Good Hang with Amy Poehler · Lena Dunham · May 26, 2026
Dunham Says She Projected Onto Girls Characters to Escape Her Own Problems
Good Hang with Amy Poehler
Good Hang with Amy Poehler
Lena Dunham
"When we were on screen, that was the best thing ever. That was my escape from everything else that was happening in my mind. I always felt like I could open a door into being those people. I felt like my— whatever Lena's problems are go away, and like the, the problems of these particular people, which feel sort of light and inconsequential at the end of the day, took over."

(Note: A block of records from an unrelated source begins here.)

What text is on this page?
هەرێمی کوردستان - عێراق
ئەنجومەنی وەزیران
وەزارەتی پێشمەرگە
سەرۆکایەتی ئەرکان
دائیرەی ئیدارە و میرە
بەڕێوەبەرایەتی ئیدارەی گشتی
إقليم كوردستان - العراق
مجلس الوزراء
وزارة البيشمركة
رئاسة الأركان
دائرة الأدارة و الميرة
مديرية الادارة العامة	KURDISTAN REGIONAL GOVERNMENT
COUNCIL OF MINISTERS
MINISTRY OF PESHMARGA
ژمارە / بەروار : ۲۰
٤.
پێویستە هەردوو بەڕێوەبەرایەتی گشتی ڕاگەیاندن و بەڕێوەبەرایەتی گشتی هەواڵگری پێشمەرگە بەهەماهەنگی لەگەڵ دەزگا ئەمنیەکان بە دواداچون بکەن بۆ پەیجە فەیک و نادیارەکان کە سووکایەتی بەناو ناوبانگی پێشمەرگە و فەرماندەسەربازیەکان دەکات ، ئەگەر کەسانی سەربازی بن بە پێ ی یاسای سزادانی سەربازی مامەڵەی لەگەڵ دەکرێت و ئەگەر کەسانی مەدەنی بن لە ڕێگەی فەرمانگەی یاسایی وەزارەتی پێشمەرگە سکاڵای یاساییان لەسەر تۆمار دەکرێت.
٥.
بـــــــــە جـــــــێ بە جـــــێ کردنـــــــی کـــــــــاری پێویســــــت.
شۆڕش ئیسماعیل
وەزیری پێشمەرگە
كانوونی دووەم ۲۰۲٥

Dunham told Poehler that acting in Girls served as psychological escape, allowing her to shed her own issues and inhabit characters whose problems felt lighter by comparison. She responded to Andrew Rannells's concern that the book made it seem she wasn't having fun, clarifying that on-screen time was joyful while everything surrounding it was difficult.

About this episode

On this episode of Good Hang, host Amy Poehler sat down with Lena Dunham, the creator of Girls, bestselling memoirist, and director of the upcoming Netflix rom-com Good Sex starring Natalie Portman and Rashida Jones. The wide-ranging conversation touched on Dunham's 40th birthday, chronic sleep anxiety inherited from both parents, her relationship with productivity and burnout, and her unusual pets including spoiled pigs and face-landing rabbits. A major revelation: Dunham has never rewatched a single episode of Girls since production wrapped, despite the show's cultural resurgence and Gen Z rediscovery on TikTok. Poehler suggested rewatching could be therapeutic and help dissolve self-criticism. Dunham also disclosed she walked away from a Great British Bake Off celebrity edition after producers expected her to master jam-making and baking science, practice crumpets nearly a dozen times, and operate ovens herself for 10-hour days. Natalie Portman appeared via remote to praise Dunham as one of the best directors she's worked with, highlighting Dunham's habit of giving astute, specific compliments rather than generic praise. The conversation explored the toxic productivity myth that dominated millennial culture, female friendship as portrayed in Girls, mentorship across generations, and Dunham's reflections on fame, chronic illness, and spoiled pig syndrome. Dunham discussed her close bond with Nora Ephron, who mentored her with both career wisdom and life curation tips like the exact Patagonia puffer to wear on set. The episode closed with detailed pig adoption advice and Dunham explaining her preferred social life: one or two friends on a couch, early departures, and texting afterward about how fun it was.